ID of a CWB corpus (length-one character vector).

s_attribute

A structural attribute (length-one character vector).

registry

Registry directory.

p_attribute

A positional attribute (length-one character vector).

p_attr

A externalptr referencing a p-attribute.

s_attr

A externalptr referencing a p-attribute.

cpos

An integer vector of corpus positions.

struc

A length-one integer vector with a struc.

regex

A regular expression.

str

A character vector.

id

An integer vector with token ids.

Details

The default cl_* R wrappers for the functions of the CWB Corpus Library involve a lookup of a corpus and its p- or s-attributes (using the corpus ID, registry and attribute indicated by length-one character vectors) every time one of these functions is called. It is more efficient looking up an attribute only once. This set of functions passes "externalptr" classes to reference attributes that have been looked up.
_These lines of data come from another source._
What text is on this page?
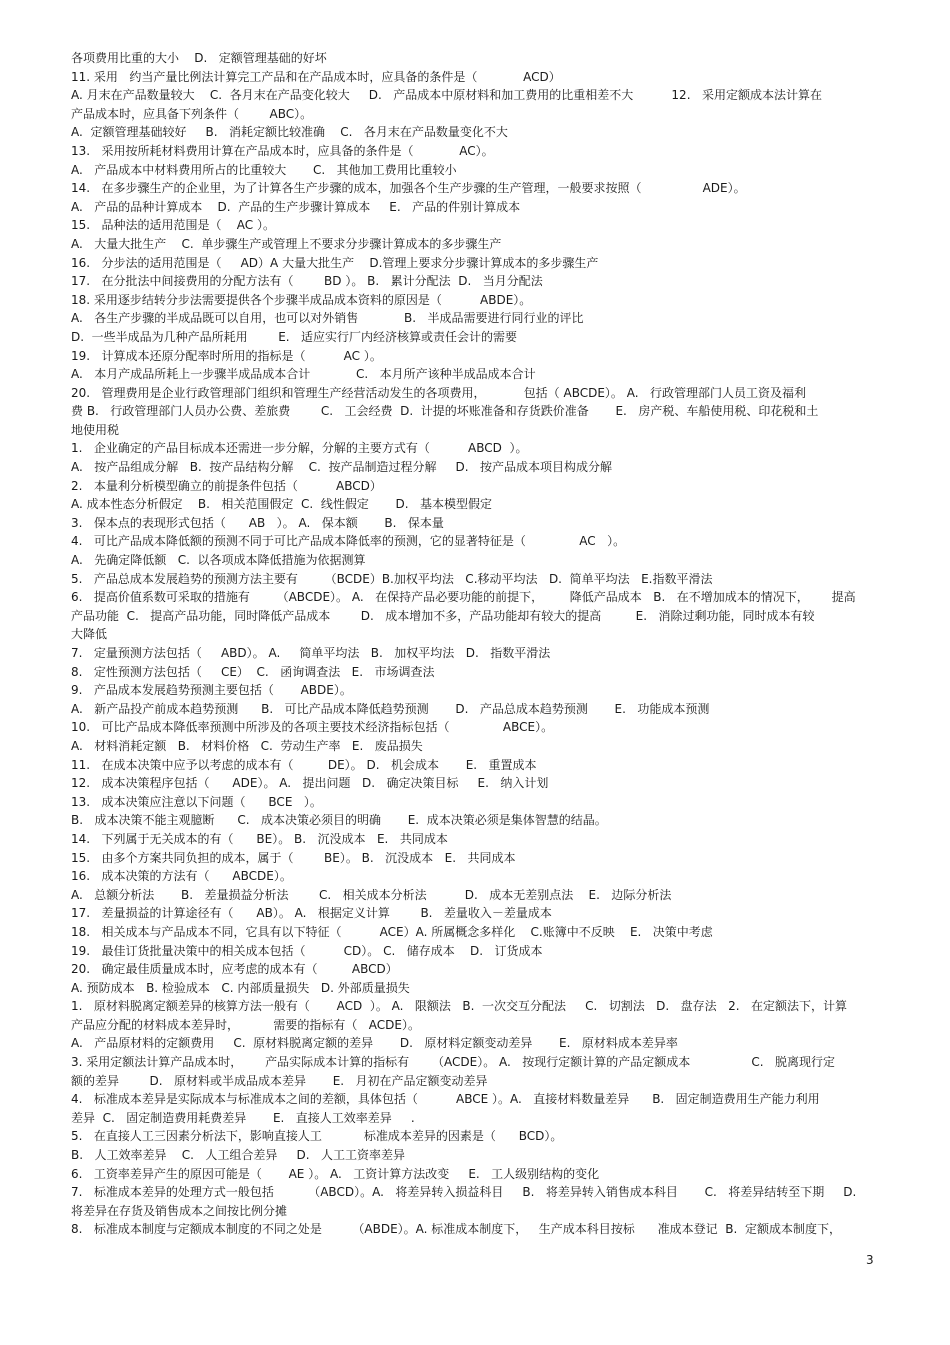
各项费用比重的大小    D.   定额管理基础的好坏
11. 采用   约当产量比例法计算完工产品和在产品成本时，应具备的条件是（            ACD）
A. 月末在产品数量较大    C.  各月末在产品变化较大     D.   产品成本中原材料和加工费用的比重相差不大          12.   采用定额成本法计算在
产品成本时，应具备下列条件（        ABC）。
A.  定额管理基础较好     B.   消耗定额比较准确    C.   各月末在产品数量变化不大
13.   采用按所耗材料费用计算在产品成本时，应具备的条件是（            AC）。
A.   产品成本中材料费用所占的比重较大       C.   其他加工费用比重较小
14.   在多步骤生产的企业里，为了计算各生产步骤的成本，加强各个生产步骤的生产管理，一般要求按照（                ADE）。
A.   产品的品种计算成本    D.  产品的生产步骤计算成本     E.   产品的件别计算成本
15.   品种法的适用范围是（    AC ）。
A.   大量大批生产    C.  单步骤生产或管理上不要求分步骤计算成本的多步骤生产
16.   分步法的适用范围是（     AD）A 大量大批生产    D.管理上要求分步骤计算成本的多步骤生产
17.   在分批法中间接费用的分配方法有（        BD ）。 B.   累计分配法  D.   当月分配法
18. 采用逐步结转分步法需要提供各个步骤半成品成本资料的原因是（          ABDE）。
A.   各生产步骤的半成品既可以自用，也可以对外销售            B.   半成品需要进行同行业的评比
D.  一些半成品为几种产品所耗用        E.   适应实行厂内经济核算或责任会计的需要
19.   计算成本还原分配率时所用的指标是（          AC ）。
A.   本月产成品所耗上一步骤半成品成本合计            C.   本月所产该种半成品成本合计
20.   管理费用是企业行政管理部门组织和管理生产经营活动发生的各项费用，          包括（ ABCDE）。 A.   行政管理部门人员工资及福利
费 B.   行政管理部门人员办公费、差旅费        C.   工会经费  D.  计提的坏账准备和存货跌价准备       E.   房产税、车船使用税、印花税和土
地使用税
1.   企业确定的产品目标成本还需进一步分解，分解的主要方式有（          ABCD  ）。
A.   按产品组成分解   B.  按产品结构分解    C.  按产品制造过程分解     D.   按产品成本项目构成分解
2.   本量利分析模型确立的前提条件包括（          ABCD）
A. 成本性态分析假定    B.   相关范围假定  C.  线性假定       D.   基本模型假定
3.   保本点的表现形式包括（      AB   ）。 A.   保本额       B.   保本量
4.   可比产品成本降低额的预测不同于可比产品成本降低率的预测，它的显著特征是（              AC   ）。
A.   先确定降低额   C.  以各项成本降低措施为依据测算
5.   产品总成本发展趋势的预测方法主要有       （BCDE）B.加权平均法   C.移动平均法   D.  简单平均法   E.指数平滑法
6.   提高价值系数可采取的措施有       （ABCDE）。 A.   在保持产品必要功能的前提下，       降低产品成本   B.   在不增加成本的情况下，      提高
产品功能  C.   提高产品功能，同时降低产品成本        D.   成本增加不多，产品功能却有较大的提高         E.   消除过剩功能，同时成本有较
大降低
7.   定量预测方法包括（     ABD）。 A.     简单平均法   B.   加权平均法   D.   指数平滑法
8.   定性预测方法包括（     CE）  C.   函询调查法   E.   市场调查法
9.   产品成本发展趋势预测主要包括（       ABDE）。
A.   新产品投产前成本趋势预测      B.   可比产品成本降低趋势预测       D.   产品总成本趋势预测       E.   功能成本预测
10.   可比产品成本降低率预测中所涉及的各项主要技术经济指标包括（              ABCE）。
A.   材料消耗定额   B.   材料价格   C.  劳动生产率   E.   废品损失
11.   在成本决策中应予以考虑的成本有（         DE）。 D.   机会成本       E.   重置成本
12.   成本决策程序包括（      ADE）。 A.   提出问题   D.   确定决策目标     E.   纳入计划
13.   成本决策应注意以下问题（      BCE   ）。
B.   成本决策不能主观臆断      C.   成本决策必须目的明确       E.  成本决策必须是集体智慧的结晶。
14.   下列属于无关成本的有（      BE）。 B.   沉没成本   E.   共同成本
15.   由多个方案共同负担的成本，属于（        BE）。 B.   沉没成本   E.   共同成本
16.   成本决策的方法有（      ABCDE）。
A.   总额分析法       B.   差量损益分析法        C.   相关成本分析法          D.   成本无差别点法    E.   边际分析法
17.   差量损益的计算途径有（      AB）。 A.   根据定义计算        B.   差量收入－差量成本
18.   相关成本与产品成本不同，它具有以下特征（          ACE）A. 所属概念多样化    C.账簿中不反映    E.   决策中考虑
19.   最佳订货批量决策中的相关成本包括（          CD）。 C.   储存成本    D.   订货成本
20.   确定最佳质量成本时，应考虑的成本有（         ABCD）
A. 预防成本   B. 检验成本   C. 内部质量损失   D. 外部质量损失
1.   原材料脱离定额差异的核算方法一般有（       ACD  ）。 A.   限额法   B.  一次交互分配法     C.   切割法   D.   盘存法   2.   在定额法下，计算
产品应分配的材料成本差异时，         需要的指标有（   ACDE）。
A.   产品原材料的定额费用     C.  原材料脱离定额的差异       D.   原材料定额变动差异       E.   原材料成本差异率
3. 采用定额法计算产品成本时，      产品实际成本计算的指标有      （ACDE）。 A.   按现行定额计算的产品定额成本                C.   脱离现行定
额的差异        D.   原材料或半成品成本差异       E.   月初在产品定额变动差异
4.   标准成本差异是实际成本与标准成本之间的差额，具体包括（          ABCE ）。A.   直接材料数量差异      B.   固定制造费用生产能力利用
差异  C.   固定制造费用耗费差异       E.   直接人工效率差异     .
5.   在直接人工三因素分析法下，影响直接人工           标准成本差异的因素是（      BCD）。
B.   人工效率差异    C.   人工组合差异     D.   人工工资率差异
6.   工资率差异产生的原因可能是（       AE ）。 A.   工资计算方法改变     E.   工人级别结构的变化
7.   标准成本差异的处理方式一般包括         （ABCD）。A.   将差异转入损益科目     B.   将差异转入销售成本科目       C.   将差异结转至下期     D.
将差异在存货及销售成本之间按比例分摊
8.   标准成本制度与定额成本制度的不同之处是        （ABDE）。A. 标准成本制度下，   生产成本科目按标      准成本登记  B.  定额成本制度下，
3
A relevant scenario is writing functions with a C++ implementation that are compiled and linked using Rcpp::cppFunction() or Rcpp::sourceCpp()

Examples

library(Rcpp)

cppFunction(
  'Rcpp::StringVector get_str(
     SEXP corpus,
     SEXP p_attribute,
     SEXP registry,
     Rcpp::IntegerVector cpos
   ){
     SEXP attr;
     Rcpp::StringVector result;
     attr = RcppCWB::p_attr(corpus, p_attribute, registry);
     result = RcppCWB::cpos_to_str(attr, cpos);
     return(result);
  }',
  depends = "RcppCWB"
)

result <- get_str("REUTERS", "word", RcppCWB::get_tmp_registry(), 0:50)